On Aug, 6 the federal Department of Housing and Urban Development (HUD) announced that it is proposing changes to the Equal Access Rule passed under President Obama in 2016 to protect homeless individuals who identify as transgender. The rule that is in effect now requires any homeless shelter receiving HUD funds to house homeless people according to their gender identity. What HUD Secretary Ben Carson is now proposing would allow such shelters to refuse to house transgender individuals.

Spectrum Youth and Family Services and Outright Vermont vehemently oppose this change, which would have devastating effects on the lives of already disproportionately targeted people. Trans individuals are more likely to be homeless than any other demographic, with one in three becoming homeless at some point in their lifetime. According to the National Alliance to End Homelessness, most of these homeless people will be youth between the ages of 18 and 24. At Spectrum, we house as many as 26 homeless youth on any given night during the winter, and last year 23% identified themselves as transgender. 

Spectrum’s winter warming shelter is a temporary shelter for youth ages 18-24. The shelter operates in the basement of St. Joseph’s Co-Cathedral in Burlington, from November to March.

While the proposed rule change does state that shelters who refuse a transgender person must refer that individual to another shelter that will accept them, that is on many fronts a totally unrealistic solution.
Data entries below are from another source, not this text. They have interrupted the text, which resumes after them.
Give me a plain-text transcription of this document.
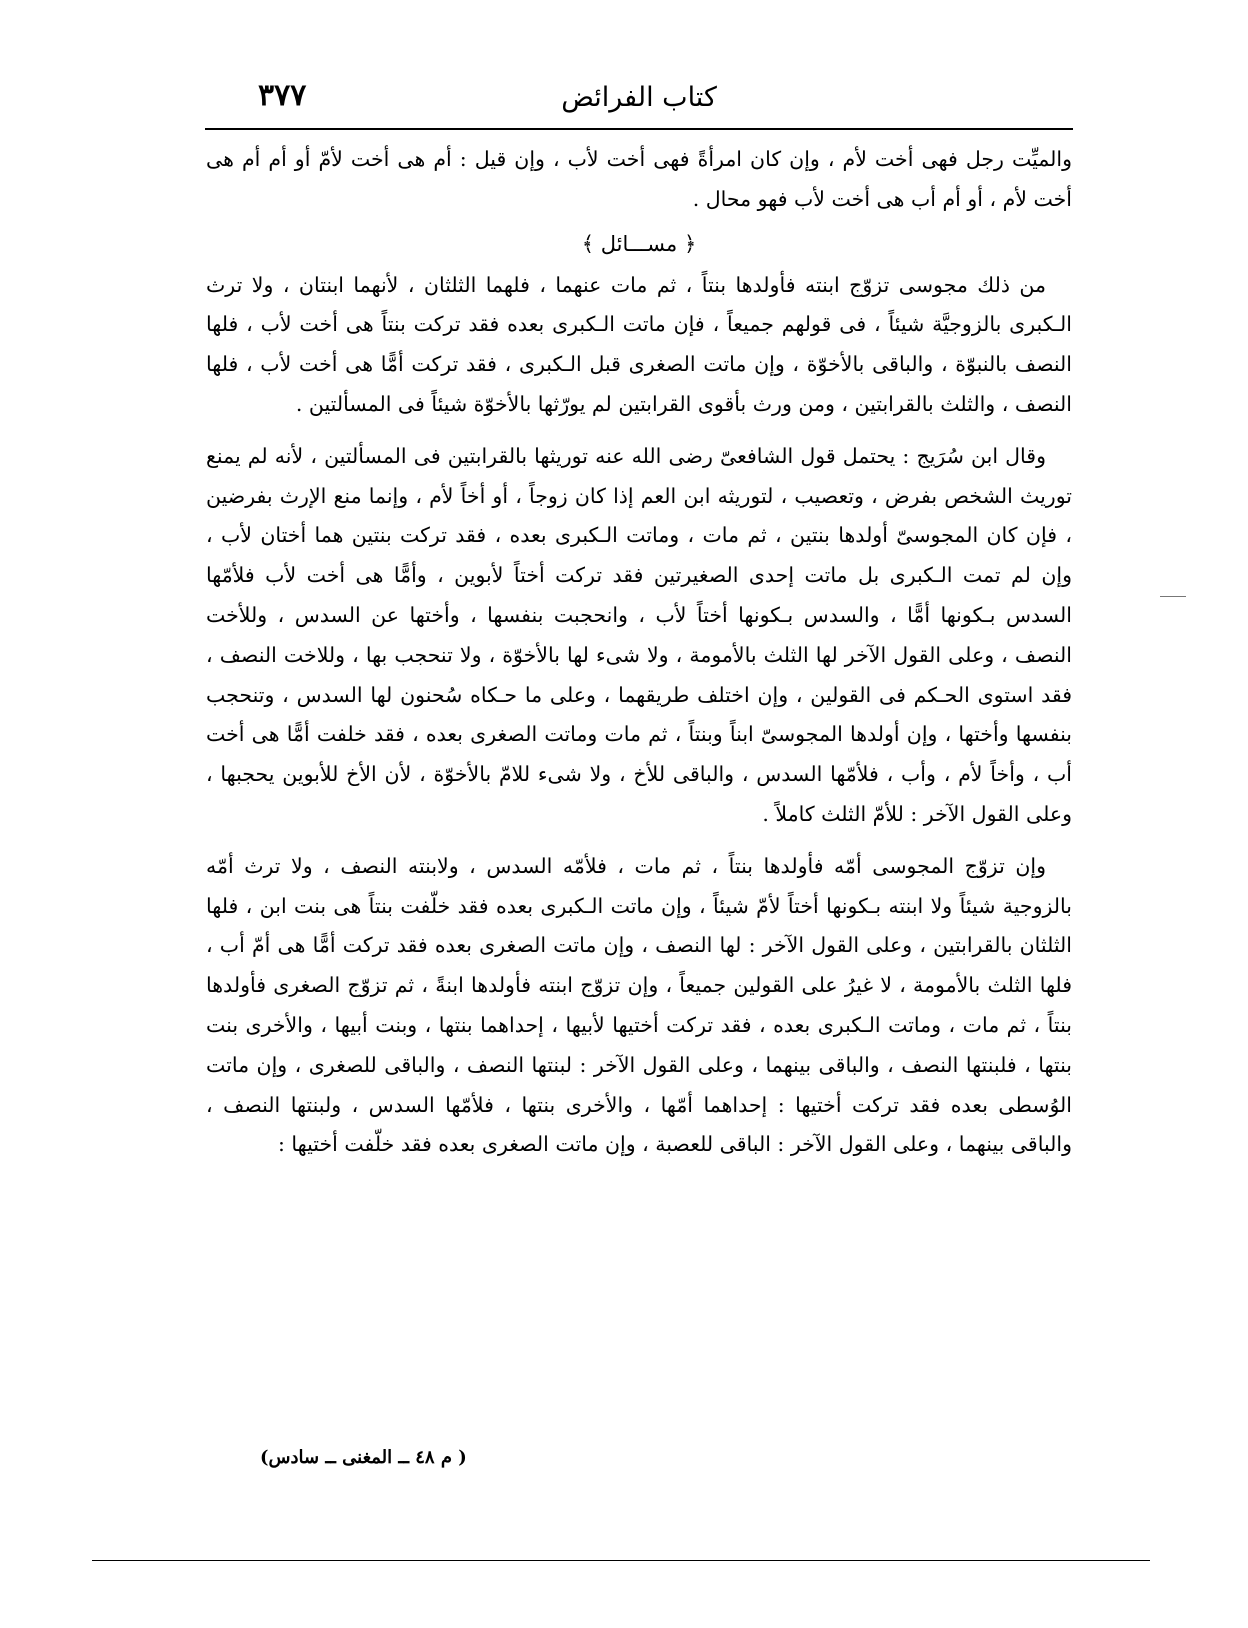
كتاب الفرائض
٣٧٧

والميِّت رجل فهى أخت لأم ، وإن كان امرأةً فهى أخت لأب ، وإن قيل : أم هى أخت لأمّ أو أم أم هى أخت لأم ، أو أم أب هى أخت لأب فهو محال .

﴿ مســـائل ﴾

من ذلك مجوسى تزوّج ابنته فأولدها بنتاً ، ثم مات عنهما ، فلهما الثلثان ، لأنهما ابنتان ، ولا ترث الـكبرى بالزوجيَّة شيئاً ، فى قولهم جميعاً ، فإن ماتت الـكبرى بعده فقد تركت بنتاً هى أخت لأب ، فلها النصف بالنبوّة ، والباقى بالأخوّة ، وإن ماتت الصغرى قبل الـكبرى ، فقد تركت أمًّا هى أخت لأب ، فلها النصف ، والثلث بالقرابتين ، ومن ورث بأقوى القرابتين لم يورّثها بالأخوّة شيئاً فى المسألتين .

وقال ابن سُرَيج : يحتمل قول الشافعىّ رضى الله عنه توريثها بالقرابتين فى المسألتين ، لأنه لم يمنع توريث الشخص بفرض ، وتعصيب ، لتوريثه ابن العم إذا كان زوجاً ، أو أخاً لأم ، وإنما منع الإرث بفرضين ، فإن كان المجوسىّ أولدها بنتين ، ثم مات ، وماتت الـكبرى بعده ، فقد تركت بنتين هما أختان لأب ، وإن لم تمت الـكبرى بل ماتت إحدى الصغيرتين فقد تركت أختاً لأبوين ، وأمًّا هى أخت لأب فلأمّها السدس بـكونها أمًّا ، والسدس بـكونها أختاً لأب ، وانحجبت بنفسها ، وأختها عن السدس ، وللأخت النصف ، وعلى القول الآخر لها الثلث بالأمومة ، ولا شىء لها بالأخوّة ، ولا تنحجب بها ، وللاخت النصف ، فقد استوى الحـكم فى القولين ، وإن اختلف طريقهما ، وعلى ما حـكاه سُحنون لها السدس ، وتنحجب بنفسها وأختها ، وإن أولدها المجوسىّ ابناً وبنتاً ، ثم مات وماتت الصغرى بعده ، فقد خلفت أمًّا هى أخت أب ، وأخاً لأم ، وأب ، فلأمّها السدس ، والباقى للأخ ، ولا شىء للامّ بالأخوّة ، لأن الأخ للأبوين يحجبها ، وعلى القول الآخر : للأمّ الثلث كاملاً .

وإن تزوّج المجوسى أمّه فأولدها بنتاً ، ثم مات ، فلأمّه السدس ، ولابنته النصف ، ولا ترث أمّه بالزوجية شيئاً ولا ابنته بـكونها أختاً لأمّ شيئاً ، وإن ماتت الـكبرى بعده فقد خلّفت بنتاً هى بنت ابن ، فلها الثلثان بالقرابتين ، وعلى القول الآخر : لها النصف ، وإن ماتت الصغرى بعده فقد تركت أمًّا هى أمّ أب ، فلها الثلث بالأمومة ، لا غيرُ على القولين جميعاً ، وإن تزوّج ابنته فأولدها ابنةً ، ثم تزوّج الصغرى فأولدها بنتاً ، ثم مات ، وماتت الـكبرى بعده ، فقد تركت أختيها لأبيها ، إحداهما بنتها ، وبنت أبيها ، والأخرى بنت بنتها ، فلبنتها النصف ، والباقى بينهما ، وعلى القول الآخر : لبنتها النصف ، والباقى للصغرى ، وإن ماتت الوُسطى بعده فقد تركت أختيها : إحداهما أمّها ، والأخرى بنتها ، فلأمّها السدس ، ولبنتها النصف ، والباقى بينهما ، وعلى القول الآخر : الباقى للعصبة ، وإن ماتت الصغرى بعده فقد خلّفت أختيها :

( م ٤٨ ــ المغنى ــ سادس)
In many communities, especially rural ones such as here in Vermont, it is only that one shelter which exists; there is no other shelter to which they can be referred. Where multiple shelters exist, they are frequently full. And capacity aside, they too could refuse to house that person based on their trans identity. 

We are well aware of the ways that government-sanctioned discriminatory practices leave LGBTQ+ youth with little hope, equity, or power. At Outright Vermont, 20% of the youth we see are high needs, navigating housing instability or homelessness, substance use, food insecurity, and mental health challenges – many of these circumstances route directly back to unsupportive and rejecting families. Young trans people are forced to navigate health, housing, and education systems that are (most often) by default inaccessible and failing to serve all of our identities. Our collective responsibility, most especially in the midst of this global pandemic, is to change that reality. Their lives quite literally depend on it. 

There is time to avert this disastrous rule change. There is a comment period that runs through Sept. 22, and HUD is legally required to write a response to each unique comment before it is able to implement a final rule. You can register your opposition to this dangerous and discriminatory change. If you wish to do so, please click on the website of the nonprofit organization Housing Saves Lives.

Even if the federal government were to threaten the withdrawal of every dollar our organizations receive, we would choose to forfeit that money in order to continue serving any youth in need, transgender or otherwise.  At Spectrum and Outright Vermont, we have their backs and always will.